Case ID: f-appx_112/html/0507-01.html
Source: Caselaw Access Project
Author: {"author": "BATCHELDER, Circuit Judge.", "license": "Public Domain", "url": "https://static.case.law/"}
Date Created: 2024-08-24T03:29:51.129683

Danny W. NOBLE; Cynthia L. Noble, as legal guardians of Carrie L. Noble, a developmentally disabled individual, Plaintiffs-Appellants, v. BRANCH INTERMEDIATE SCHOOL DISTRICT; Branch Intermediate School District, Board of Education; Robert Montgomery, individually, Defendants-Appellees.
    No. 02-2505.
    United States Court of Appeals, Sixth Circuit.
    Oct. 22, 2004.
    Martha J. Widdows-Witham, George T. Perrett, Vandervoort, Christ, & Fisher, Battle Creek, MI, for Plaintiffs-Appellants.
    William Vogelzang, Jr., Mark T. Ostrowski, Kluczynski, Girtz & Vogelzang, Grand Rapids, MI, for Defendant-Appellee.
    Before SUHRHEINRICH and BATCHELDER, Circuit Judges; and RICE, District Judge.
    
      
      The Honorable Water Herbert Rice, United States District Judge for the Southern District of Ohio, sitting by designation.
    
   BATCHELDER, Circuit Judge.

Plaintiffs appeal the orders of the district court granting summary judgment to the defendants Branch Intermediate School District and Branch Intermediate School District Board of Education on plaintiffs’ claim under Title IX of the Education Amendments of 1972, 20 U.S.C. §§ 1681-1688 and dismissing without prejudice plaintiffs’ state law claims; and denying plaintiffs’ Fed.R.Civ.P. 59(e) motion for reconsideration and to amend the judgment. Plaintiffs’ claims all arise from a sexual assault on Carrie Noble, a developmentally disabled minor, while she and her attacker were students at a school for the developmentally disabled operated by the defendant school district. The district court held that the record did not contain evidence to support a jury verdict on any of the elements necessary to establish school district liability under Title IX.

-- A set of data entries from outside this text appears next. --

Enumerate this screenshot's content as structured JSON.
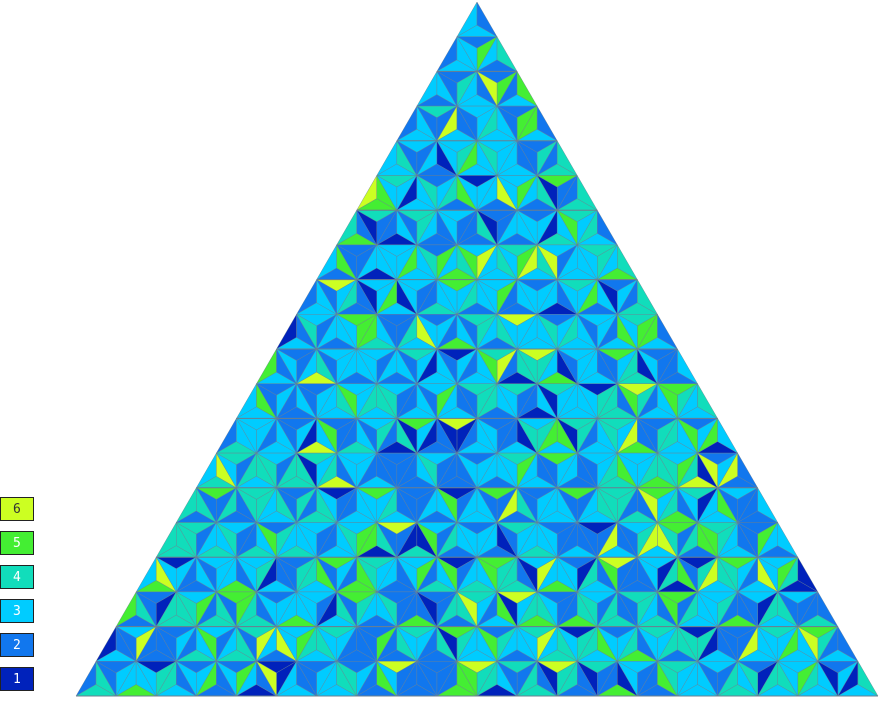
{
  "legend": {
    "items": [
      {
        "label": "6",
        "color": "#ccff22",
        "light": true
      },
      {
        "label": "5",
        "color": "#44ee33",
        "light": false
      },
      {
        "label": "4",
        "color": "#11ddbb",
        "light": false
      },
      {
        "label": "3",
        "color": "#00ccff",
        "light": false
      },
      {
        "label": "2",
        "color": "#1177ee",
        "light": false
      },
      {
        "label": "1",
        "color": "#0022bb",
        "light": false
      }
    ]
  },
  "palette": {
    "level_1": "#0022bb",
    "level_2": "#1177ee",
    "level_3": "#00ccff",
    "level_4": "#11ddbb",
    "level_5": "#44ee33",
    "level_6": "#ccff22",
    "edge": "#6b7f8f"
  }
}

Having had the benefit of oral argument, and having carefully considered the record on appeal, the briefs of the parties and the applicable law, we conclude that the district court’s opinion granting summary judgment and its memorandum opinion denying reconsideration thoroughly and accurately set out both the undisputed facts and the governing law. Because the issuance of a full opinion would serve no jurisprudential purpose and would be duplicative, we AFFIRM on the basis of the district court’s well-reasoned opinions both the order granting summary judgment and dismissing without prejudice the state law claims and the order denying reconsideration.